ビューア該当ページ

企業の合理化と紛争議の多発

506 ~ 508 / 1053ページ
 北海道内では、高度経済成長の過程で炭鉱・鉱山の合理化や閉山が加速し、鴻之舞鉱山の閉山や豊羽鉱山の合理化(昭48)に加えて化学肥料やセメント、繊維、運輸など他業種でも企業再編や合理化が急速に進み、倒産も昭和五十年十一月だけで過去最高の一三一件に達した(道新 昭50・11・30)。陸運最大手の日本通運でも合理化の強化により、四十六年に二七〇〇人を超えた全日通札幌支部の組合員数が五十五年には一七二八人に激減し(北海道労働組合名鑑)、中小企業では、経営者の支配介入や不当労働行為事件、紛争議などが多発した。五十一年春闘の「地域統一スト」で全日ストが行われた札幌の帝産ハイヤーでは、経営側(林興業(株))が賃金等交渉中に経営悪化を理由に他の経営グループに経営権を譲渡したことから、帝産自動車労組(三一〇人)が第三波四八時間ストに入るなど(道新 昭51・6・14夕)、二一カ月間におよぶ激しい紛争議に発展した。
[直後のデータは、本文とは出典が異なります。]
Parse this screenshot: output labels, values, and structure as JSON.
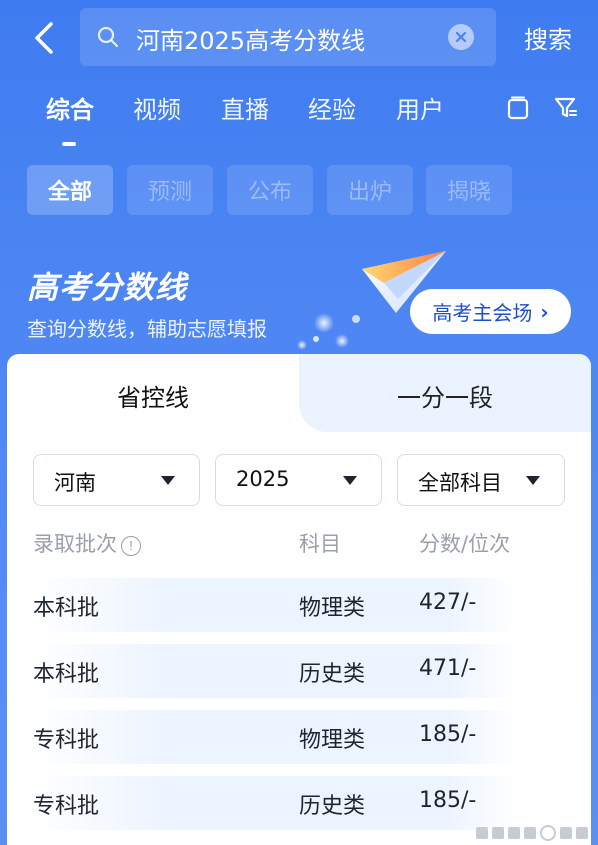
{
  "search": {
    "query": "河南2025高考分数线",
    "action_label": "搜索"
  },
  "tabs": [
    {
      "label": "综合",
      "active": true
    },
    {
      "label": "视频"
    },
    {
      "label": "直播"
    },
    {
      "label": "经验"
    },
    {
      "label": "用户"
    }
  ],
  "chips": [
    {
      "label": "全部",
      "active": true
    },
    {
      "label": "预测"
    },
    {
      "label": "公布"
    },
    {
      "label": "出炉"
    },
    {
      "label": "揭晓"
    }
  ],
  "hero": {
    "title": "高考分数线",
    "subtitle": "查询分数线，辅助志愿填报",
    "button_label": "高考主会场",
    "button_chevron": "›"
  },
  "card": {
    "segments": [
      {
        "label": "省控线",
        "active": true
      },
      {
        "label": "一分一段"
      }
    ],
    "filters": {
      "province": "河南",
      "year": "2025",
      "subject": "全部科目"
    },
    "table": {
      "headers": [
        "录取批次",
        "科目",
        "分数/位次"
      ],
      "rows": [
        {
          "batch": "本科批",
          "subject": "物理类",
          "score": "427/-"
        },
        {
          "batch": "本科批",
          "subject": "历史类",
          "score": "471/-"
        },
        {
          "batch": "专科批",
          "subject": "物理类",
          "score": "185/-"
        },
        {
          "batch": "专科批",
          "subject": "历史类",
          "score": "185/-"
        }
      ]
    }
  },
  "colors": {
    "background": "#4a84f3",
    "accent_blue": "#1f4fc7",
    "muted_text": "#9aa0aa",
    "row_highlight": "#ebf3ff"
  },
  "icons": {
    "back": "chevron-left-icon",
    "search": "search-icon",
    "clear": "clear-icon",
    "copy": "copy-icon",
    "filter": "filter-icon",
    "info": "info-icon"
  }
}
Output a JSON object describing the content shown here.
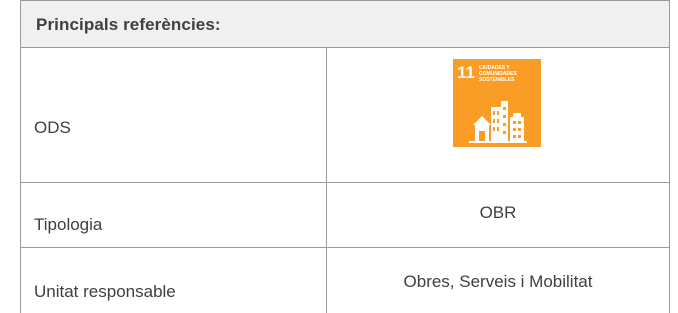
{
  "table": {
    "header": "Principals referències:",
    "rows": [
      {
        "label": "ODS",
        "value": ""
      },
      {
        "label": "Tipologia",
        "value": "OBR"
      },
      {
        "label": "Unitat responsable",
        "value": "Obres, Serveis i Mobilitat"
      }
    ]
  },
  "sdg_badge": {
    "number": "11",
    "text": "CIUDADES Y COMUNIDADES SOSTENIBLES",
    "color": "#f99d26",
    "icon": "city-buildings-icon"
  },
  "colors": {
    "border": "#9a9a9a",
    "header_bg": "#f0f0f0",
    "text": "#404040"
  }
}
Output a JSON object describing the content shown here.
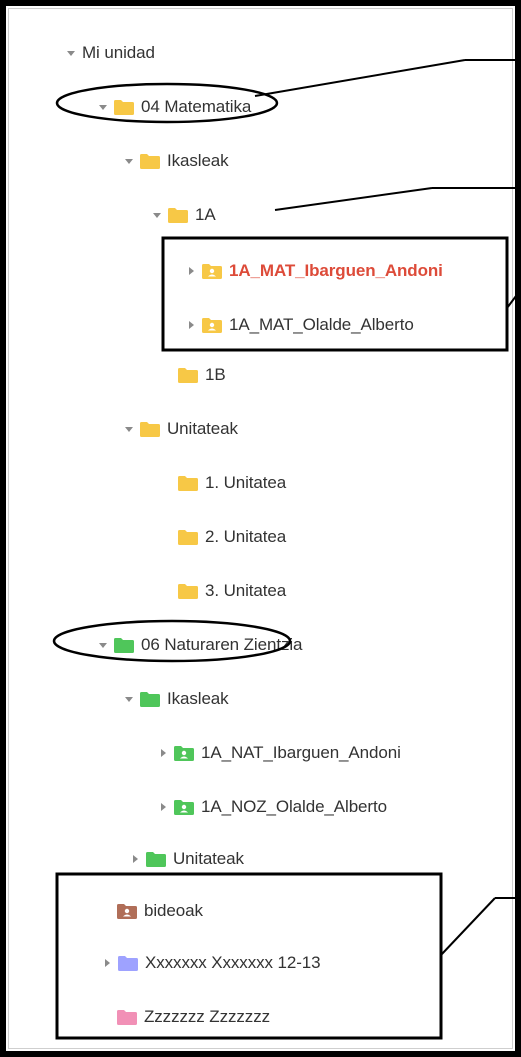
{
  "colors": {
    "yellow_folder": "#f7c846",
    "green_folder": "#4fc65a",
    "brown_folder": "#b06e58",
    "purple_folder": "#9ea2ff",
    "pink_folder": "#f190b6",
    "red_text": "#dd4b39",
    "text": "#333333",
    "arrow": "#8a8a8a"
  },
  "tree": {
    "root": "Mi unidad",
    "matematika": "04 Matematika",
    "mat_ikasleak": "Ikasleak",
    "mat_1a": "1A",
    "mat_student1": "1A_MAT_Ibarguen_Andoni",
    "mat_student2": "1A_MAT_Olalde_Alberto",
    "mat_1b": "1B",
    "mat_unitateak": "Unitateak",
    "unit1": "1. Unitatea",
    "unit2": "2. Unitatea",
    "unit3": "3. Unitatea",
    "natura": "06 Naturaren Zientzia",
    "nat_ikasleak": "Ikasleak",
    "nat_student1": "1A_NAT_Ibarguen_Andoni",
    "nat_student2": "1A_NOZ_Olalde_Alberto",
    "nat_unitateak": "Unitateak",
    "bideoak": "bideoak",
    "xfolder": "Xxxxxxx Xxxxxxx 12-13",
    "zfolder": "Zzzzzzz Zzzzzzz"
  }
}
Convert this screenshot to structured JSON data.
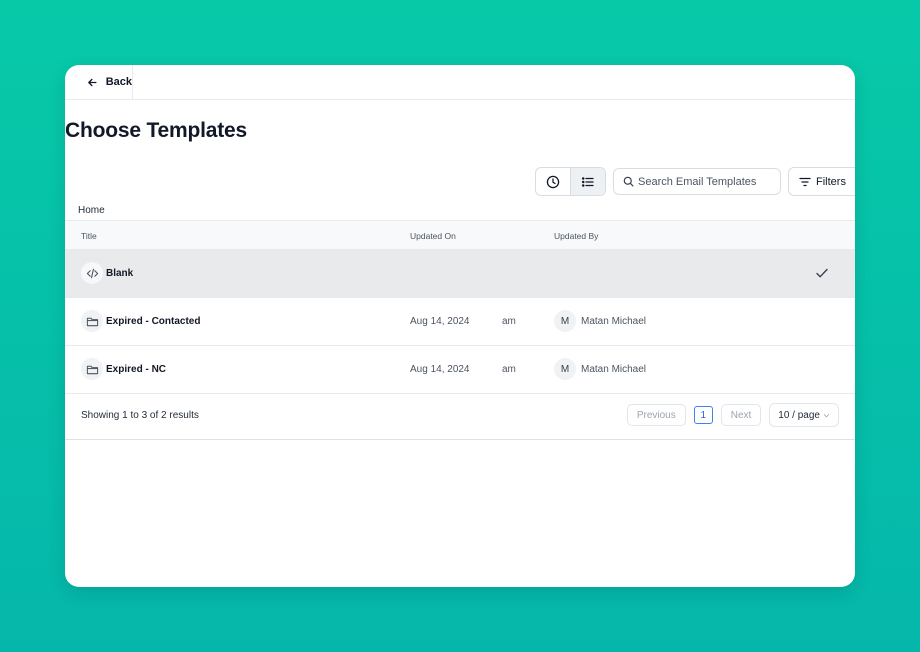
{
  "topbar": {
    "back_label": "Back"
  },
  "page": {
    "title": "Choose Templates"
  },
  "toolbar": {
    "search_placeholder": "Search Email Templates",
    "filters_label": "Filters"
  },
  "breadcrumb": "Home",
  "table": {
    "columns": {
      "title": "Title",
      "updated_on": "Updated On",
      "updated_by": "Updated By"
    },
    "rows": [
      {
        "title": "Blank",
        "date": "",
        "time": "",
        "avatar": "",
        "user": "",
        "selected": true
      },
      {
        "title": "Expired - Contacted",
        "date": "Aug 14, 2024",
        "time": "am",
        "avatar": "M",
        "user": "Matan Michael",
        "selected": false
      },
      {
        "title": "Expired - NC",
        "date": "Aug 14, 2024",
        "time": "am",
        "avatar": "M",
        "user": "Matan Michael",
        "selected": false
      }
    ]
  },
  "pagination": {
    "summary": "Showing 1 to 3 of 2 results",
    "previous": "Previous",
    "current_page": "1",
    "next": "Next",
    "page_size": "10 / page"
  },
  "colors": {
    "background": "#07c9a8",
    "accent": "#2563eb",
    "selected_row": "#e9eaec"
  }
}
以降、波状ストやロックアウト、労使双方による札幌地裁への仮処分申請、道地労委に対する不当労働行為救済申し立てなど紆余曲折を経て、仲介に入った全道労協と新会社(日本交通(株))との間で和解協定が成立し、会社・組合双方が申し立てを取り下げ妥結するのは、翌五十二年十一月になってからであった(資料北海道労働運動史)。
 五十三年四月、人気ブランド「VAN」の製造元ヴァン・ジャケット(本社・東京都)が過剰生産で倒産し、また、札幌に拠点を置く松岡満交通(株)、松岡満運輸(株)などが、親会社松岡満(株)(東京都、衣料品等販売業)破産の影響で連鎖倒産した。「全国一般バンジャケット」道支部は間もなく消滅したが、松岡満運輸労組(六三〇人)は札幌地区労の支援で自主再建に取り組み、八月には更生手続開始にこぎつけた(札幌の労働運動)。しかし、いったん会社更生手続開始の申し立てを札幌地裁に行った松岡満交通が北海道交通事業協同組合に経営権を譲渡したことから、「会社乗っ取り」と反発した松岡満交通労組(組合員一一〇人)は、時限ストや車両デモ、街頭宣伝などで「更正法取り下げ阻止」を市民に訴えるなどの運動を展開した(道新 昭53・7・7夕ほか)。八月になり新経営陣、保全管理人、組合の間で自主再建の方向で妥結したが、この間に退職者が続出し、組合員が一二人に激減したのち労組は解散した(北海道労働組合名鑑)。
 その後も、市内老舗の北誉製菓(昭54)や日本引越梱包センター(昭55)が倒産し、北海道急行トラック(昭56)の会社整理などについで、五十九年、道内製菓業界の草分けで全国的販路をもつ数少ない企業であった古谷製菓(株)が倒産した。二八一人が解雇された北海道急行トラック(株)では、労組組合員八三人により新会社「北海道急行運輸(株)」が設立されたが、倒産企業の多くは未払い賃金など労務債権確保が重要課題となった(資料北海道労働運動史)。古谷製菓では、メーデー集会から戻って倒産を知った全フルヤ労組(組合員一二〇人)が、経営陣の総退陣、会社再建、未払い賃金の支給などを求めて独自に債権者や金融機関等に働きかけを行う一方、自社製品の斡旋販売を開始し、管理職組織とともに会社再建要請活動を展開した。しかし、同族会社だった古谷製菓の主な資産は工場の建物だけで、敷地も同族の個人所有であった。組合は労務債闘争に転換し、六十三年五月、同族資産の売却などにより全額返還が完了したが(消えない足あと)、専従者二人のみが残っていた組合もその後解散し、労組結成以来四〇年余の歴史の幕を閉じた。

写真-3 古谷製菓札幌工場の全景

 この間の五十四年三月、合理化に端を発した経営側の支配介入のため札幌支部を含め全国一六支部に発生したニチモウキグナス労組争議が七年ぶりに解決したが(日本労働年鑑 第51集)、合理化や経営不振などにからむ人事配置転換や解雇問題、支配介入、不当労働行為事件などは市内でもあとを絶つことなく、銀行(昭46~59)、繊維(昭47~53)、仏教寺院(昭50~51)、貨物運輸(昭53、同56~57)、タクシー(昭52~57、同59、60、62、63)、書店(昭59)、ホテル(昭59~同60)、保育園(昭62)、食品製造販売(平3)、予備校(平3~)など、中小労組や地域労組加入組合員の所属事業所で頻発し、長期化した事例も少なくない(資料北海道労働運動史)。